READ, READ, READ! This will always be my first and favorite recommendation. Make sure your children have ample opportunities to get completely and deeply lost in books this summer, through independent and shared reading, or a family read aloud. Children are never too old to have a parent read to them in my opinion!
Cultivate the Artist Find unconventional ways to allow your child to express themselves through art this summer. For example, try hanging an old sheet on a clothesline, fill squirt guns with washable tempera paint, and let your child "squirt" a picture and share their creation with you. Van Gogh would surely approve!
Find your Inner Einstein There are several books and online resources for parents who are looking for ways to nurture their budding scientist. A simple but fun idea is to collect toilet paper or paper towel tubes in order to make really long tubes. Connect the sections with duct tape, and experiment with different inclines and slopes. Race with different sizes and weights of balls to predict which size or weight will win.
Family Fun Take advantage of concerts, museum events, park/beach clean ups, and movies in the park or local shopping centers. Free family events are often listed in your local newspaper or libraries, and are a great way to bring everyone together to do something everyone enjoys.
Calendar Fun Buy a family calendar and have your child keep track of the days/weeks/months until school begins. Integrate fun trivia at dinner (i.e. "How many weeks until the 4th of July?") Allow family members to designate and schedule special family days (i.e. kids in charge of making dinner, ice cream outing, community service day) with stickers.
Vacation Extensions As you do your vacation planning, work in a few experiences that will teach something your child can share with others. For example, if you're going to be driving on the Mainland, you can check out books from the library on the specific states of interest, and document various information and observations during your trip.
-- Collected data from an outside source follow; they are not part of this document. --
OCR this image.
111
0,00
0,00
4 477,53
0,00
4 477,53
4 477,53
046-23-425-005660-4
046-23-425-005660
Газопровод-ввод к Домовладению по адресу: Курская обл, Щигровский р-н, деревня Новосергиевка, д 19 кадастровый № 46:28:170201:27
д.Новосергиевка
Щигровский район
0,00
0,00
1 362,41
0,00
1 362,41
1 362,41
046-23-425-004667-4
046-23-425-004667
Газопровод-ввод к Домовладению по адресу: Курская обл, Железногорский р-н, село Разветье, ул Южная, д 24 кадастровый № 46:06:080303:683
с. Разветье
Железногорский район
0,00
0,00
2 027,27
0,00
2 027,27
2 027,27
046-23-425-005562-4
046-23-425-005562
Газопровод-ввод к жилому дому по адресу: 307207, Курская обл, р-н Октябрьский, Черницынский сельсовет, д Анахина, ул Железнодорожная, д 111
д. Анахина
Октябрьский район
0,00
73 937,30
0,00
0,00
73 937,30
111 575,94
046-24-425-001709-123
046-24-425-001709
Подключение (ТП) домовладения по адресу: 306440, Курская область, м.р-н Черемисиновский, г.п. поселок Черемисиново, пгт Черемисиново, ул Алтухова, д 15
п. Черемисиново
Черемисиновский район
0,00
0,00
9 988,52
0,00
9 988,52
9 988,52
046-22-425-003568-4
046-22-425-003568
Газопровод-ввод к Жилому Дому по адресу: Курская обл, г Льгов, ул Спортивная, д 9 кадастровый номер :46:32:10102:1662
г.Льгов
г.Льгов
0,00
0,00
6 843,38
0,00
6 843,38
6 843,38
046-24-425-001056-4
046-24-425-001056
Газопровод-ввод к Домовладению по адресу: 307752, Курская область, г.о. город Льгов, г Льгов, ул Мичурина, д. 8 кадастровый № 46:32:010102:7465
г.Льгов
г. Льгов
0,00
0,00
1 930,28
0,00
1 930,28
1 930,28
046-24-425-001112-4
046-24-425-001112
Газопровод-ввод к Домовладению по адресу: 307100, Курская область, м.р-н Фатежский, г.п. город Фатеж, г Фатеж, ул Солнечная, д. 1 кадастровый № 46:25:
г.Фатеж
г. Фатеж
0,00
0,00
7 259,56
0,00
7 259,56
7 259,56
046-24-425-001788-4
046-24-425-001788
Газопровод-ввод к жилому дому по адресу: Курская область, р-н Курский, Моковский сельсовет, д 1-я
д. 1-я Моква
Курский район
Dear Diary It's never too early to introduce journaling with young children. I have fond memories of my son and his paper-filled binder from two summers ago. At five years old, he wasn't a fluent reader or writer, yet he was immensely proud of his personal journal. I recall his vested interest in writing, sketching, and drawing that long summer. By the close of the season, his writing was illegible to a grownup's eyes, but more valuable than the Hope Diamond, if you asked him. He still visits that journal from time to time, and I now realize that summer was an important stepping stone towards his language development.
Let It Be In the words of the Beatles, I would finally like to urge families to let go this summer and just "be." Just imagine a day (or a week) with no agenda! You could sleep in, and no one would have sports practice, music lessons, summer school, or dance class (I'm salivating now). Your family actually might spend a few hours playing board games, taking a long hike, completing a puzzle, exploring a new museum, or going grocery shopping together to prepare a shared family dinner! I vow to make a concerted effort to do more of this over the next few months, and invite you to join me in this pledge. Have fun!